This question was answered by Yevgeny Kliteynik from Mellanox on the developers list. The amount of registerable memory should be about twice the size of the physical memory because of the way physical memory is being registered with InfiniBand HCAs, not because of possible overcommitment. You can read the full description here:
Hristo Iliev, Ph.D. -- High Performance Computing
RWTH Aachen University, Center for Computing and Communication
Rechen- und Kommunikationszentrum der RWTH Aachen
Seffenter Weg 23, D 52074 Aachen (Germany)
From: firstname.lastname@example.org [mailto:email@example.com] On Behalf Of Alan Wild
Sent: Thursday, October 18, 2012 5:47 AM
Subject: [OMPI users] openmpi-1.6.2 and registerable memory
I recently installed 1.6.2 on our cluster only to be introduced to the new warning messages concerning registerable memory and physical memory. OpenMPI is indicating:
Registerable memory: 32768 MiB
Total memory: 48434 MiB
Which is clearly less than the "3/4 total memory" that produces the warning. However, our systems 1) have swap completely disabled and 2) we've set the Linux kernel's vm behavior to disable overcommits. (i.e. /proc/sys/vm/overcommit_memory == 2). So I'm not sure the guidance of setting Registerable memory to twice physical memory makes sense. Worse still, I don't believe I can increase the log_num_mtt (or log_mtts_per_seg) as the any increase in these values would push cause registerable memory to double (and exceed total memory).

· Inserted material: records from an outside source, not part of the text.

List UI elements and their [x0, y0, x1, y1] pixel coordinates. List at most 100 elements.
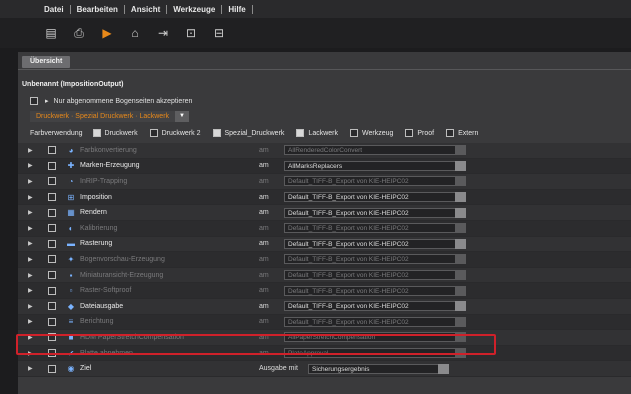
filter-spezial-druckwerk[interactable]: Spezial_Druckwerk	[212, 129, 284, 137]
expand-arrow-icon[interactable]: ▶	[28, 318, 33, 325]
filter-checkbox[interactable]	[405, 129, 414, 137]
process-step-row[interactable]: ▶ ◐ Kalibrierung am Default_TIFF-B_Export vo…	[18, 220, 631, 237]
step-value-field[interactable]: Default_TIFF-B_Export von KIE-HEIPC02	[284, 238, 460, 249]
step-value-field[interactable]: Default_TIFF-B_Export von KIE-HEIPC02	[284, 207, 460, 218]
expand-arrow-icon[interactable]: ▶	[28, 147, 33, 154]
expand-arrow-icon[interactable]: ▶	[28, 194, 33, 201]
filter-checkbox[interactable]	[212, 129, 221, 137]
filter-checkbox[interactable]	[92, 129, 101, 137]
tab-overview[interactable]: Übersicht	[22, 56, 71, 68]
filter-lackwerk[interactable]: Lackwerk	[296, 129, 338, 137]
step-enabled-checkbox[interactable]	[48, 286, 56, 295]
step-value-field[interactable]: Default_TIFF-B_Export von KIE-HEIPC02	[284, 301, 460, 312]
filter-druckwerk-2[interactable]: Druckwerk 2	[149, 129, 201, 137]
chevron-down-icon[interactable]	[455, 207, 466, 218]
process-step-row[interactable]: ▶ ▪ Miniaturansicht-Erzeugung am Default_TIF…	[18, 267, 631, 284]
settings-icon[interactable]: ⊟	[212, 26, 226, 40]
process-step-row[interactable]: ▶ ⊞ Imposition am Default_TIFF-B_Export von …	[18, 189, 631, 206]
chevron-down-icon[interactable]	[455, 192, 466, 203]
filter-proof[interactable]: Proof	[405, 129, 434, 137]
menu-ansicht[interactable]: Ansicht	[125, 5, 166, 14]
tab-divider	[18, 69, 631, 70]
expand-arrow-icon[interactable]: ▶	[28, 365, 33, 372]
expand-arrow-icon[interactable]: ▶	[28, 240, 33, 247]
chevron-down-icon[interactable]	[438, 363, 449, 374]
accept-sheets-option[interactable]: ▸ Nur abgenommene Bogenseiten akzeptiere…	[30, 95, 192, 107]
chevron-down-icon[interactable]	[455, 254, 466, 265]
menu-werkzeuge[interactable]: Werkzeuge	[167, 5, 221, 14]
step-value-field[interactable]: Sicherungsergebnis	[308, 363, 444, 374]
filter-extern[interactable]: Extern	[446, 129, 478, 137]
step-value-field[interactable]: AllMarksReplacers	[284, 160, 460, 171]
process-step-row[interactable]: ▶ ◔ InRIP-Trapping am Default_TIFF-B_Export …	[18, 174, 631, 190]
chevron-down-icon[interactable]	[455, 223, 466, 234]
step-value-field[interactable]: Default_TIFF-B_Export von KIE-HEIPC02	[284, 223, 460, 234]
chevron-down-icon[interactable]	[455, 301, 466, 312]
menu-datei[interactable]: Datei	[38, 5, 70, 14]
process-step-row[interactable]: ▶ ≡ Berichtung am Default_TIFF-B_Export von …	[18, 314, 631, 331]
expand-arrow-icon[interactable]: ▶	[28, 256, 33, 263]
step-enabled-checkbox[interactable]	[48, 193, 56, 202]
step-enabled-checkbox[interactable]	[48, 208, 56, 217]
step-value-field[interactable]: Default_TIFF-B_Export von KIE-HEIPC02	[284, 270, 460, 281]
expand-arrow-icon[interactable]: ▶	[28, 225, 33, 232]
chevron-down-icon[interactable]	[455, 285, 466, 296]
step-value-field[interactable]: Default_TIFF-B_Export von KIE-HEIPC02	[284, 176, 460, 187]
import-icon[interactable]: ⊡	[184, 26, 198, 40]
filter-checkbox[interactable]	[350, 129, 358, 137]
filter-checkbox[interactable]	[149, 129, 158, 137]
expand-arrow-icon[interactable]: ▶	[28, 178, 33, 185]
expand-arrow-icon[interactable]: ▶	[28, 287, 33, 294]
filter-checkbox[interactable]	[296, 129, 305, 137]
new-document-icon[interactable]: ▤	[44, 26, 58, 40]
expand-arrow-icon[interactable]: ▶	[28, 303, 33, 310]
folder-open-icon[interactable]: ▶	[100, 26, 114, 40]
step-enabled-checkbox[interactable]	[48, 224, 56, 233]
process-step-row[interactable]: ▶ ◉ Ziel Ausgabe mit Sicherungsergebnis	[18, 361, 631, 377]
filter-werkzeug[interactable]: Werkzeug	[350, 129, 393, 137]
step-value-field[interactable]: Default_TIFF-B_Export von KIE-HEIPC02	[284, 254, 460, 265]
expand-arrow-icon[interactable]: ▶	[28, 162, 33, 169]
chevron-down-icon[interactable]	[455, 270, 466, 281]
process-step-row[interactable]: ▶ ◆ Dateiausgabe am Default_TIFF-B_Export vo…	[18, 298, 631, 315]
process-step-row[interactable]: ▶ ▬ Rasterung am Default_TIFF-B_Export von K…	[18, 236, 631, 253]
chevron-down-icon[interactable]	[455, 316, 466, 327]
accept-sheets-checkbox[interactable]	[30, 97, 38, 105]
process-step-row[interactable]: ▶ ✦ Bogenvorschau-Erzeugung am Default_TIFF-…	[18, 252, 631, 268]
menu-hilfe[interactable]: Hilfe	[222, 5, 251, 14]
step-enabled-checkbox[interactable]	[48, 239, 56, 248]
step-enabled-checkbox[interactable]	[48, 146, 56, 155]
step-enabled-checkbox[interactable]	[48, 302, 56, 311]
step-value-field[interactable]: AllRenderedColorConvert	[284, 145, 460, 156]
expand-arrow-icon[interactable]: ▶	[28, 209, 33, 216]
step-enabled-checkbox[interactable]	[48, 255, 56, 264]
step-enabled-checkbox[interactable]	[48, 177, 56, 186]
chevron-down-icon[interactable]	[455, 238, 466, 249]
printer-icon[interactable]: ⎙	[72, 26, 86, 40]
chevron-down-icon[interactable]	[455, 145, 466, 156]
step-value-field[interactable]: Default_TIFF-B_Export von KIE-HEIPC02	[284, 285, 460, 296]
step-enabled-checkbox[interactable]	[48, 271, 56, 280]
color-convert-icon: ◕	[68, 145, 74, 155]
save-icon[interactable]: ⌂	[128, 26, 142, 40]
filter-checkbox[interactable]	[446, 129, 455, 137]
expand-arrow-icon[interactable]: ▶	[28, 272, 33, 279]
chevron-down-icon[interactable]: ▼	[175, 111, 190, 122]
process-step-row[interactable]: ▶ ▫ Raster-Softproof am Default_TIFF-B_Expor…	[18, 283, 631, 299]
chevron-down-icon[interactable]	[455, 176, 466, 187]
step-enabled-checkbox[interactable]	[48, 317, 56, 326]
step-enabled-checkbox[interactable]	[48, 161, 56, 170]
chevron-down-icon[interactable]	[455, 160, 466, 171]
step-relation: am	[259, 177, 269, 185]
filter-druckwerk[interactable]: Druckwerk	[92, 129, 138, 137]
step-value-field[interactable]: Default_TIFF-B_Export von KIE-HEIPC02	[284, 316, 460, 327]
process-step-row[interactable]: ▶ ◕ Farbkonvertierung am AllRenderedColorCon…	[18, 143, 631, 159]
workflow-selector[interactable]: Druckwerk · Spezial Druckwerk · Lackwerk…	[30, 111, 190, 122]
process-step-row[interactable]: ▶ ✚ Marken-Erzeugung am AllMarksReplacers	[18, 158, 631, 175]
step-value-field[interactable]: Default_TIFF-B_Export von KIE-HEIPC02	[284, 192, 460, 203]
step-enabled-checkbox[interactable]	[48, 364, 56, 373]
step-name: InRIP-Trapping	[80, 177, 128, 185]
export-icon[interactable]: ⇥	[156, 26, 170, 40]
process-step-row[interactable]: ▶ ▦ Rendern am Default_TIFF-B_Export von KIE…	[18, 205, 631, 221]
menu-bearbeiten[interactable]: Bearbeiten	[71, 5, 124, 14]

OR... am I misunderstanding the situation? (Maybe it would be okay to have more registerable memory if the drivers will properly handle the failed malloc once they try and allocated memory beynd the physical memory).
So, in light of our vm and swap setting, would it still be appropriate to increase log_num_mtt? If not, can we at least get a setting to suppress the warning message or (can the 3/4 threshold be lowered slightly perhaps 67% of total memory)?
Changing the vm or swap behavior is probably out of the question on our systems. Our system stability improved dramatically when we went to these settings (over the Linux default) as our systems would never OOM properly.